FALLAX
EBRIETATEM*
Trompeuses ivresses
Et puis… ai fait de mes terres conquises,
Un réceptacle au bonheur permanent
D'où chavirent les rêves débordés de la lise
Du sommeil d'enfants aux rites aliénants.
Puis… me suis reposé au centre d'un ailleurs ;
Y cacardait en un sabir moqueur, l'agouant
Dont l'agueusie malmène du railleur,
L'éloquence primaire, tout en la déjouant.
Me suis grisé, à tort_ du parfum des sultanes,
D'obsédantes fragrances, du musc désenchanté ;
Le profil de ce double que les souvenirs tannent
Échappe à ces inordations qui nous semblent hanter.
De folles entropies, j'eusse aimé, par principes,
Me défaire avec grâce, puisque piégé, sans mal,
De l'éréthisme cru dont les vapeurs dissipent
Du derme dénervé, toute l'ardeur animale.

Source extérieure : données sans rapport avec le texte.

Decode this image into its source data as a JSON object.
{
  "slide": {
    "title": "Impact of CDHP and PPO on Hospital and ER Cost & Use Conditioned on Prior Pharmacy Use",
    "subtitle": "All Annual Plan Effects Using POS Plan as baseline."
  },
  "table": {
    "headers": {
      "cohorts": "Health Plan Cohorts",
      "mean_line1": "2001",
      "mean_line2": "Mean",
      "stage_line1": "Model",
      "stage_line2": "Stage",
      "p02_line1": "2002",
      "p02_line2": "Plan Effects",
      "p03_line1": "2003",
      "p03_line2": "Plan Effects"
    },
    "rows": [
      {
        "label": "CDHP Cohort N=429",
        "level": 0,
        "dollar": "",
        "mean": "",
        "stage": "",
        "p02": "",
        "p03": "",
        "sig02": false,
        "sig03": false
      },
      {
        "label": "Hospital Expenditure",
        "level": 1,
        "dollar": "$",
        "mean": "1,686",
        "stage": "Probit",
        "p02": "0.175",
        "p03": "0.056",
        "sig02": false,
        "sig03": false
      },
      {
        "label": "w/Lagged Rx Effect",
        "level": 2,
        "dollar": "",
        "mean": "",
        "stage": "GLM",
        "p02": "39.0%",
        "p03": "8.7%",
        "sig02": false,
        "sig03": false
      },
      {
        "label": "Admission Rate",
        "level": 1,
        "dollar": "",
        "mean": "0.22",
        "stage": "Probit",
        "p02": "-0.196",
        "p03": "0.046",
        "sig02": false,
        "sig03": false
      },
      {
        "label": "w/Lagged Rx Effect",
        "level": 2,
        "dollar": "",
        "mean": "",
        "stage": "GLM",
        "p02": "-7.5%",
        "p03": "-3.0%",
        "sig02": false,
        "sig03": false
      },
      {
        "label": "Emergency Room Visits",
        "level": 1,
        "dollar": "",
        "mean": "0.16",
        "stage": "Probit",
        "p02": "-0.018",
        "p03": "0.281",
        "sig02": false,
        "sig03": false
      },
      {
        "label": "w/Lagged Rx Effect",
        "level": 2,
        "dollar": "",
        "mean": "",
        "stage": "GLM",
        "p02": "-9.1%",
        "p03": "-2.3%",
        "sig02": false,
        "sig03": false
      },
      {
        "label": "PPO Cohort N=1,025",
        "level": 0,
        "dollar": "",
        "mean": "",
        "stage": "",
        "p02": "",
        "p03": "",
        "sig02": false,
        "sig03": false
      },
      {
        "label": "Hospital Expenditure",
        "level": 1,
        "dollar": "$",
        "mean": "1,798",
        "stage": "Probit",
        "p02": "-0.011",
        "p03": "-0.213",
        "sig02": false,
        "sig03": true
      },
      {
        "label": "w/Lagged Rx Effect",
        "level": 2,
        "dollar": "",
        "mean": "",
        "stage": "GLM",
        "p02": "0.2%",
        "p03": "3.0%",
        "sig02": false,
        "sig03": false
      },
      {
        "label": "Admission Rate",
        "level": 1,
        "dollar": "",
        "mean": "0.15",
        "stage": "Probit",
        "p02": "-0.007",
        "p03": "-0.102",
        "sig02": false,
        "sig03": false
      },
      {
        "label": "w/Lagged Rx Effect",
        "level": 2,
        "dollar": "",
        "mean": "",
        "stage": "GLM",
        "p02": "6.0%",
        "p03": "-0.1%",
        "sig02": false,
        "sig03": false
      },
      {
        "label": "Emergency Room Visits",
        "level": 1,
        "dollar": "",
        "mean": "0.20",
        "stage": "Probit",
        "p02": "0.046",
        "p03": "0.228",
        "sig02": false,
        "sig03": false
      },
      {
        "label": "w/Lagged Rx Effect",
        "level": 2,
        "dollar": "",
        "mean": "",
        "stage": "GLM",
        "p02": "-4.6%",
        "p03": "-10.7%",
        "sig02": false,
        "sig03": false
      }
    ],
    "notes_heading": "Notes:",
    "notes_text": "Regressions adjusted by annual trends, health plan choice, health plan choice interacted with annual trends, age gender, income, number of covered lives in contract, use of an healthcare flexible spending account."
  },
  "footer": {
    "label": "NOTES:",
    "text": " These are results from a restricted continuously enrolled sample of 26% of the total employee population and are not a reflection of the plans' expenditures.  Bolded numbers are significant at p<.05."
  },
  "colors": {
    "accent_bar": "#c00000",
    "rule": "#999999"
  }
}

Et puis… des ritournelles animées de Florence,
Aux suaves tarentelles des salons de Vérone,
Me suis laissé drosser, certes, sans manigances,
De replètes marquises, ou d'habiles amazones.
Les fenêtres bâillaient en ces glauques tierces,
Éventaient de mon être dupé de discordances,
Le malléable box-calf… l'angoisse le transperce
Au noir de mortes nuits épurées d'insolences.
Et puis… s'éteignent les riches flamboiements
De la coruscation… me voilà seul, endeuillé
D'amertume, à deux lieues de ce beau firmament
Irradié de promesses, peu à peu effeuillées.